Transport for London gets bailout after mayor warns it is about to run out of cash: Sources

Commuters travel during the evening 'rush hour', on TfL underground trains, in central London, May 14, 2020. PHOTO: AFP

LONDON (BLOOMBERG) - London's transit system will get a £1.6 billion (S$2.7 billion) bailout to plug a shortfall in revenue caused by the coronavirus lockdown, according to two officials with knowledge of the matter.

The package comprises a £1.1 billion grant and a £500 million loan, the people said, asking not to be identified as the details are private. One of them said the bailout came with attached conditions.

The aid comes after Mayor of London Sadiq Khan earlier warned that Transport for London, which operates the transit system, could run out of cash by the end of Thursday (May 14).

TfL gets about half its funding from fares, but subway trips have plummeted since the country went into lockdown and bus journeys are temporarily free. A congestion charge levied on vehicles in the city center and a toll on cars and vans that emit high levels of pollution were also suspended, hitting income further.

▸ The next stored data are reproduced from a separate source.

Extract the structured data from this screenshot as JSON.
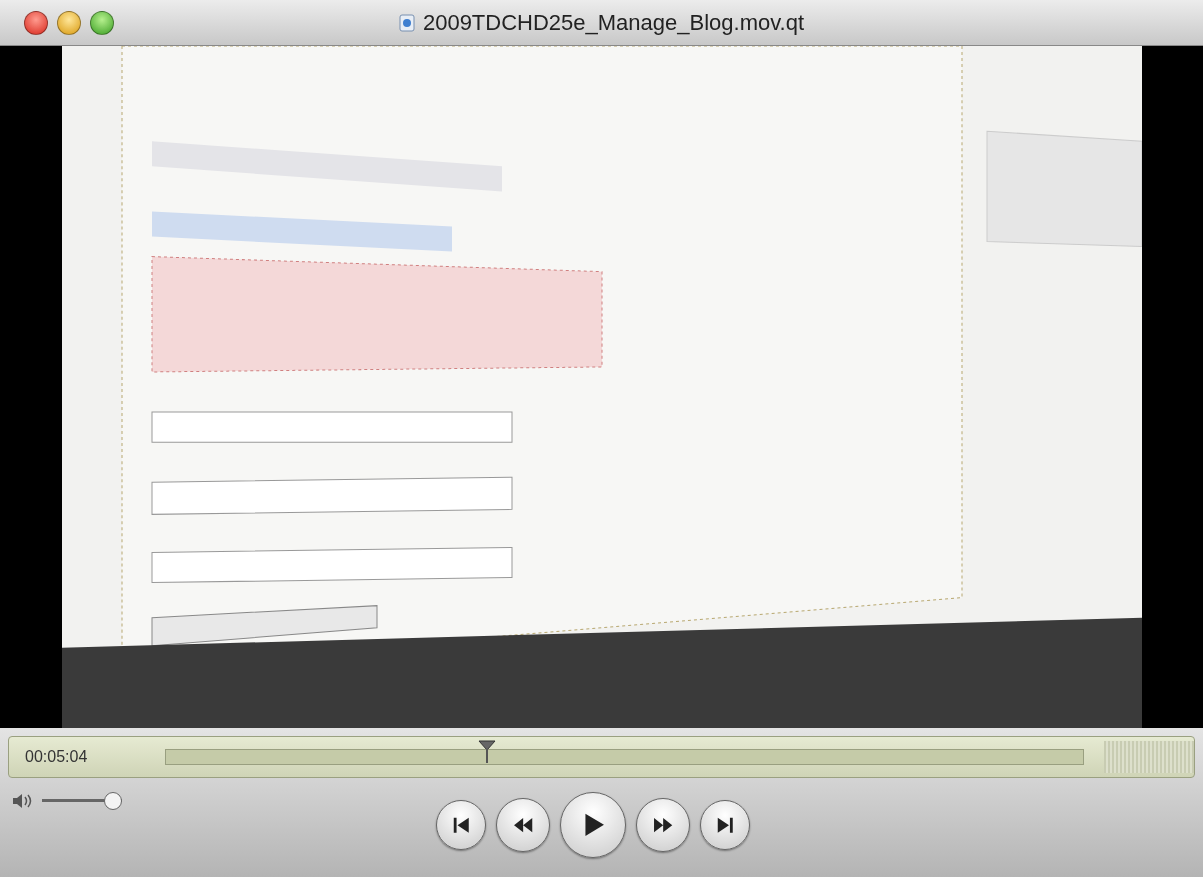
{
  "window": {
    "title": "2009TDCHD25e_Manage_Blog.mov.qt"
  },
  "timeline": {
    "time": "00:05:04",
    "level": 0.35
  },
  "volume": {
    "level": 1
  },
  "transport": [
    {
      "kind": "start"
    },
    {
      "kind": "rewind"
    },
    {
      "kind": "play"
    },
    {
      "kind": "forward"
    },
    {
      "kind": "end"
    }
  ]
}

The transport manager will have to get the subway and the capital's buses back to 100 per cent service as soon as possible as one of the conditions of the package, according to one of the officials. Other conditions include government officials having the right to attend TfL board meetings, a review into the authority's financial position, regular reporting of staff absenteeism and government advertising about the pandemic on the subway.

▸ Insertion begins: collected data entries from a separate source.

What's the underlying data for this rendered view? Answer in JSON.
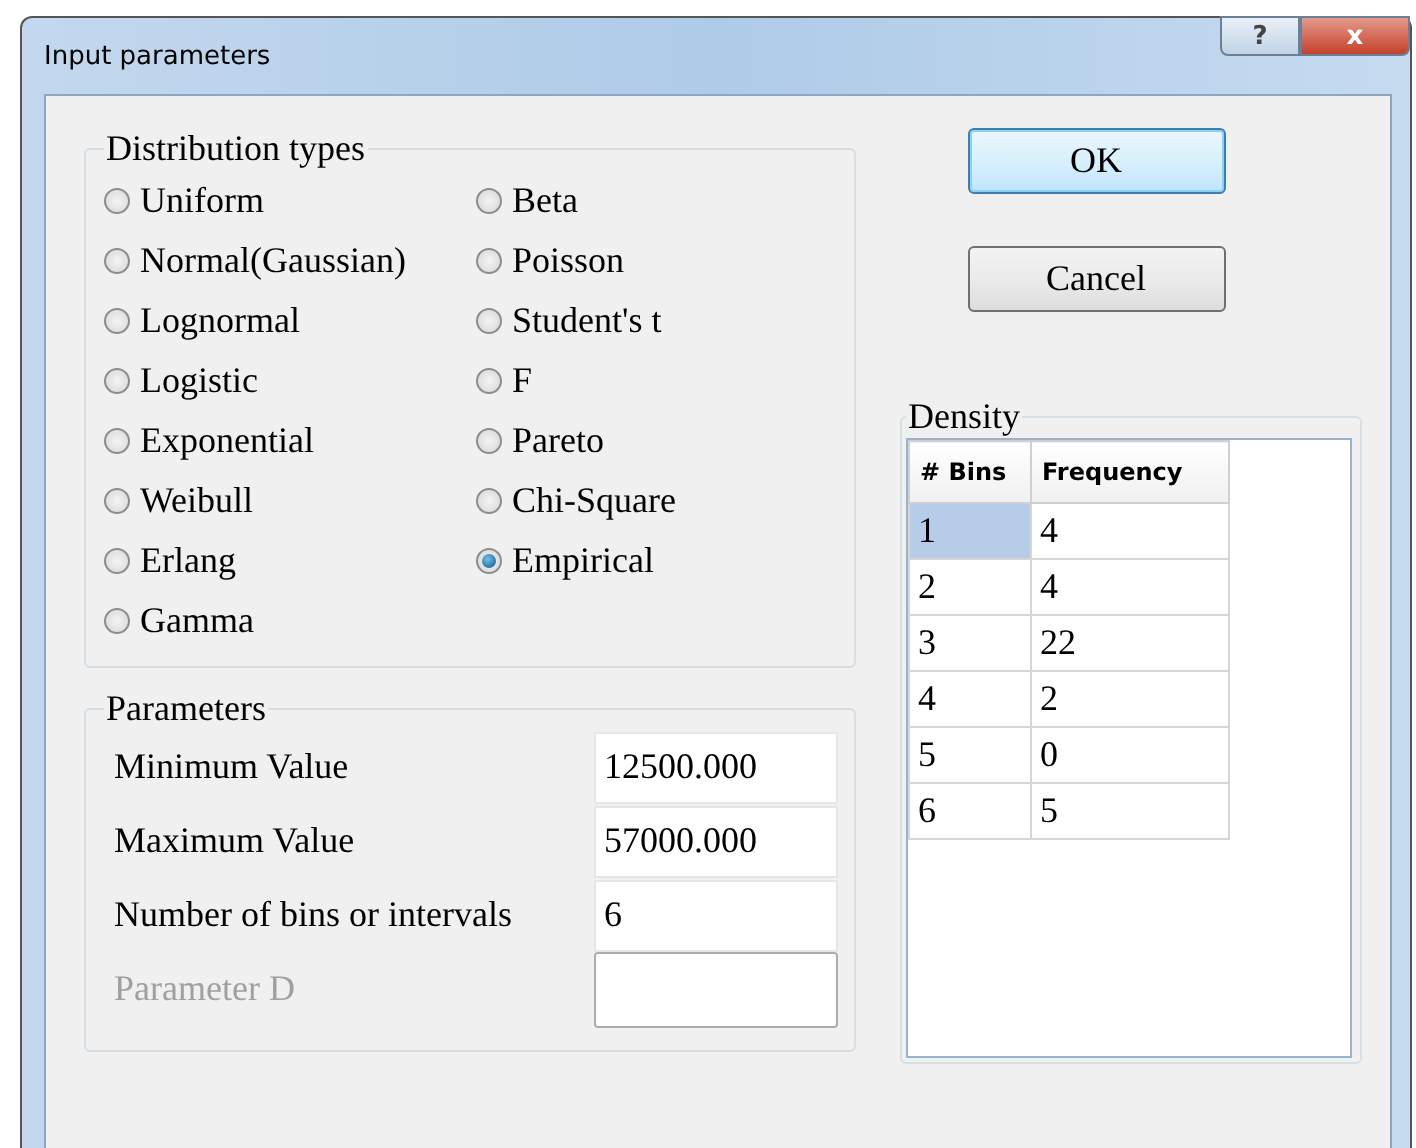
{
  "window": {
    "title": "Input parameters",
    "help_button": "?",
    "close_button": "x"
  },
  "distribution_types": {
    "title": "Distribution types",
    "options": [
      {
        "label": "Uniform",
        "selected": false
      },
      {
        "label": "Normal(Gaussian)",
        "selected": false
      },
      {
        "label": "Lognormal",
        "selected": false
      },
      {
        "label": "Logistic",
        "selected": false
      },
      {
        "label": "Exponential",
        "selected": false
      },
      {
        "label": "Weibull",
        "selected": false
      },
      {
        "label": "Erlang",
        "selected": false
      },
      {
        "label": "Gamma",
        "selected": false
      },
      {
        "label": "Beta",
        "selected": false
      },
      {
        "label": "Poisson",
        "selected": false
      },
      {
        "label": "Student's t",
        "selected": false
      },
      {
        "label": "F",
        "selected": false
      },
      {
        "label": "Pareto",
        "selected": false
      },
      {
        "label": "Chi-Square",
        "selected": false
      },
      {
        "label": "Empirical",
        "selected": true
      }
    ]
  },
  "parameters": {
    "title": "Parameters",
    "fields": [
      {
        "label": "Minimum Value",
        "value": "12500.000",
        "disabled": false
      },
      {
        "label": "Maximum Value",
        "value": "57000.000",
        "disabled": false
      },
      {
        "label": "Number of bins or intervals",
        "value": "6",
        "disabled": false
      },
      {
        "label": "Parameter D",
        "disabled": true
      }
    ]
  },
  "buttons": [
    {
      "label": "OK",
      "default": true
    },
    {
      "label": "Cancel",
      "default": false
    }
  ],
  "density": {
    "title": "Density",
    "columns": [
      "# Bins",
      "Frequency"
    ],
    "rows": [
      {
        "cells": [
          "1",
          "4"
        ],
        "selected": true
      },
      {
        "cells": [
          "2",
          "4"
        ],
        "selected": false
      },
      {
        "cells": [
          "3",
          "22"
        ],
        "selected": false
      },
      {
        "cells": [
          "4",
          "2"
        ],
        "selected": false
      },
      {
        "cells": [
          "5",
          "0"
        ],
        "selected": false
      },
      {
        "cells": [
          "6",
          "5"
        ],
        "selected": false
      }
    ]
  }
}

Speaking to LBC Radio on Thursday, Khan said TfL's £2.1 billion cash reserve is now running out.

He warned services would have to be reduced if the government didn't provide money to help.

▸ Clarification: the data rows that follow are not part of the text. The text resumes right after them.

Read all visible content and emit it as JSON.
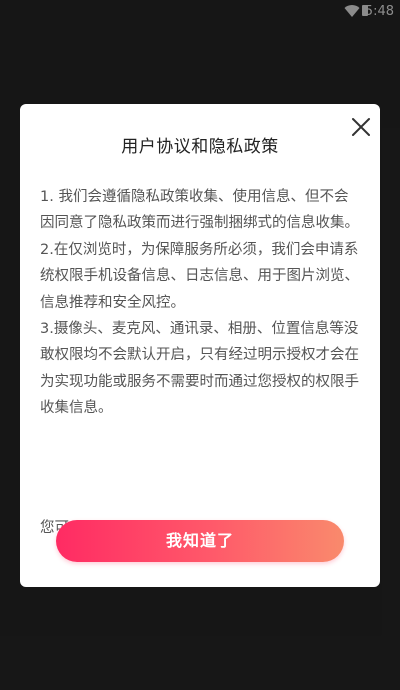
{
  "status_bar": {
    "time": "5:48",
    "icons": [
      "wifi-icon",
      "battery-icon"
    ]
  },
  "dialog": {
    "title": "用户协议和隐私政策",
    "close_icon": "close-icon",
    "paragraphs": [
      "1. 我们会遵循隐私政策收集、使用信息、但不会因同意了隐私政策而进行强制捆绑式的信息收集。",
      "2.在仅浏览时，为保障服务所必须，我们会申请系统权限手机设备信息、日志信息、用于图片浏览、信息推荐和安全风控。",
      "3.摄像头、麦克风、通讯录、相册、位置信息等没敢权限均不会默认开启，只有经过明示授权才会在为实现功能或服务不需要时而通过您授权的权限手收集信息。"
    ],
    "footer_partial": "您可",
    "confirm_label": "我知道了",
    "accent_gradient": [
      "#ff2b63",
      "#f98a6c"
    ]
  }
}
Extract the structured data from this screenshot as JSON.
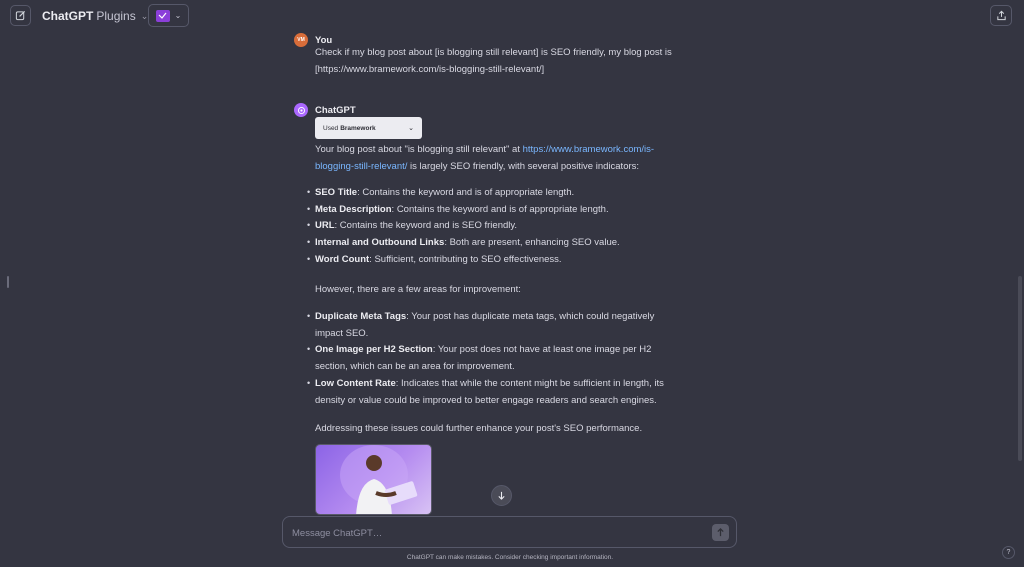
{
  "header": {
    "model_name": "ChatGPT",
    "model_variant": "Plugins",
    "caret": "⌄",
    "plugin_caret": "⌄"
  },
  "user_message": {
    "author": "You",
    "avatar_initials": "VM",
    "line1": "Check if my blog post about [is blogging still relevant] is SEO friendly, my blog post is",
    "line2": "[https://www.bramework.com/is-blogging-still-relevant/]"
  },
  "assistant_message": {
    "author": "ChatGPT",
    "tool_badge": {
      "prefix": "Used",
      "plugin": "Bramework",
      "caret": "⌄"
    },
    "intro": {
      "before_link": "Your blog post about \"is blogging still relevant\" at ",
      "link_part1": "https://www.bramework.com/is-",
      "link_part2": "blogging-still-relevant/",
      "after_link": " is largely SEO friendly, with several positive indicators:"
    },
    "positives": [
      {
        "term": "SEO Title",
        "text": ": Contains the keyword and is of appropriate length."
      },
      {
        "term": "Meta Description",
        "text": ": Contains the keyword and is of appropriate length."
      },
      {
        "term": "URL",
        "text": ": Contains the keyword and is SEO friendly."
      },
      {
        "term": "Internal and Outbound Links",
        "text": ": Both are present, enhancing SEO value."
      },
      {
        "term": "Word Count",
        "text": ": Sufficient, contributing to SEO effectiveness."
      }
    ],
    "improvement_intro": "However, there are a few areas for improvement:",
    "improvements": [
      {
        "term": "Duplicate Meta Tags",
        "text": ": Your post has duplicate meta tags, which could negatively impact SEO."
      },
      {
        "term": "One Image per H2 Section",
        "text": ": Your post does not have at least one image per H2 section, which can be an area for improvement."
      },
      {
        "term": "Low Content Rate",
        "text": ": Indicates that while the content might be sufficient in length, its density or value could be improved to better engage readers and search engines."
      }
    ],
    "closing": "Addressing these issues could further enhance your post's SEO performance."
  },
  "composer": {
    "placeholder": "Message ChatGPT…"
  },
  "footer": {
    "disclaimer": "ChatGPT can make mistakes. Consider checking important information.",
    "help_label": "?"
  },
  "icons": {
    "new_chat": "edit-icon",
    "plugin": "bramework-plugin-icon",
    "share": "share-icon",
    "scroll_down": "arrow-down-icon",
    "send": "arrow-up-icon"
  },
  "colors": {
    "background": "#343541",
    "link": "#7ab7ff",
    "plugin_accent": "#8b3fd9",
    "gpt_avatar": "#ab68ff",
    "user_avatar": "#d86d3a"
  }
}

"Being blunt, today is the last day," he said.


At a press conference on Thursday, Transport Secretary Grant Shapps had a warning for Khan, who hasn't raised most transit prices for several years.

It's important "that we don't end up in a situation where people from outside the capital are unfairly carrying the burden," he said.

"If you have consistent fare freezes, it means that more money isn't going into the system. And you can't then have an unfair settlement, where other British taxpayers are effectively bailing out the system, albeit that the system in this case is in trouble because, clearly, of coronavirus."